Launching an Academic Career in Holocaust Studies

Mark Alexander transferred to UVM with the intent of finishing his B.S. in education and finding a teaching job in Vermont. But after changing his major to history, his academic and career path took a fascinating detour.

Especially influential were classes with professor Jonathan Huener, who teaches in the history department and the Miller Center for Holocaust Studies. “I took several of his classes on the Holocaust and the history of Poland, and he was my academic adviser when I continued at UVM for my M.A. Dr. Huener’s insights into the issues we studied in his classes have helped to shape my understandings of the field, and he provided a consistent example of thoughtful academic professionalism that I will probably always hold up as a model for myself.”

After completing his M.A. at UVM, Alexander finished coursework for his Ph.D. at George Washington University and successfully defended his dissertation prospectus. His research focuses on the CIA’s Cold War efforts to undermine the Soviet Union through the use of Belarusian Nazi collaborators, an interest he developed at UVM. At GWU he has access to a wealth of primary resources in Washington, including the National Security Archive.

Alexander recently completed a year serving as a research assistant for the Eleanor Roosevelt Papers Project at GWU. While annotating documents and correspondence for publication of Volume III of Roosevelt’s papers (spanning the early 1950s), he engaged his interests in Roosevelt’s positions on the United Nations, McCarthyism, race relations, and the young Israeli state.

He’s also working as a contracted research assistant at the United States Holocaust Memorial Museum in D.C. “I’m working on a series of primary source educational supplements based on documents from the archives of the International Tracing Service (ITS),” Alexander says. He explains that the ITS was originally founded during the Second World War to trace missing and displaced persons. The database now contains millions of documents, and in recent years it has become available for public research. The educational supplements he helps produce are intended to expose students in undergraduate college history classes to newly available documents that will provide more dimension to research and perspectives on the Holocaust.
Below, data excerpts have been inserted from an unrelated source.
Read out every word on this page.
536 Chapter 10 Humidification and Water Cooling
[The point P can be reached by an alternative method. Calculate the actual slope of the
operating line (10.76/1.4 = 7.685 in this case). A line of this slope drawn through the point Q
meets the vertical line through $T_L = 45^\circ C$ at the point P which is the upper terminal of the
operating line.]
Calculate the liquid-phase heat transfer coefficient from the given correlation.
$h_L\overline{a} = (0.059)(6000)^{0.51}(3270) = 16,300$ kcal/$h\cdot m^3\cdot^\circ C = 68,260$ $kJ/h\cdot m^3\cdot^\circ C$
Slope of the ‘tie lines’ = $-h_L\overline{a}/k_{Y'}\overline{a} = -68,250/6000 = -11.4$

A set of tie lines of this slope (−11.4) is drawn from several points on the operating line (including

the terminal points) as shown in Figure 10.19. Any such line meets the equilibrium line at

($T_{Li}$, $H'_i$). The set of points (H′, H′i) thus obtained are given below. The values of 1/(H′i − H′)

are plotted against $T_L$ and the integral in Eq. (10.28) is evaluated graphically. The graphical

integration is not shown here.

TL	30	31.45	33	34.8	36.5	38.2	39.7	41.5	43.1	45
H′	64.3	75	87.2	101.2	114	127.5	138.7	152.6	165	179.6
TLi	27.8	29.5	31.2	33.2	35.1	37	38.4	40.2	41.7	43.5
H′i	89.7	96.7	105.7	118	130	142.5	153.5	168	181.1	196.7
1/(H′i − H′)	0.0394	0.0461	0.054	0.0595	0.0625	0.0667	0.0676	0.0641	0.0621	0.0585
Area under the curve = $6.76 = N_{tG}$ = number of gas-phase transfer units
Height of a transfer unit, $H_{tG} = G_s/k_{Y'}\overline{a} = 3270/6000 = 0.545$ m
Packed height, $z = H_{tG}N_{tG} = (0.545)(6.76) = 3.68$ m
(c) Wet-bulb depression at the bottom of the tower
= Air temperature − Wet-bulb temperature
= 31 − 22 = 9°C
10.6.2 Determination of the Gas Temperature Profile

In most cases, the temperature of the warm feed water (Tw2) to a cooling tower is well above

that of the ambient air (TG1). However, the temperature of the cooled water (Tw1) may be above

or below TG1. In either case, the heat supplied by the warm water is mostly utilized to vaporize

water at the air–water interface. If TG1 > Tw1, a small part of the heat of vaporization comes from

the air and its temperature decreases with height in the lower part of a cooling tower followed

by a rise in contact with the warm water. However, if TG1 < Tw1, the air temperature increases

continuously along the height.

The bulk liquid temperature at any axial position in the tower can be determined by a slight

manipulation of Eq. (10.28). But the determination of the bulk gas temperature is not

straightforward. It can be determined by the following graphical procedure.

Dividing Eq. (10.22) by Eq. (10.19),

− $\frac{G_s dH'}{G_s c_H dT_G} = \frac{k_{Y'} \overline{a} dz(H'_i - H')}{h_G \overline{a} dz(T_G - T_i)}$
At the end of the spring 2017 semester, Alexander attended the Warren Fellowship in Houston—he’ll be returning as a permanent guest faculty member of the Holocaust Museum Houston’s teacher training seminars three times a year. He’s still deeply interested in education, though perhaps not as a high school teacher. “I had originally intended to go into public education, but I began to think about a career in academia as I attended graduate level courses in history at UVM. I’ve been pursuing this path as a PhD student, but I have also become very interested in the possibilities of educational outreach that can be done by historians working in museums.”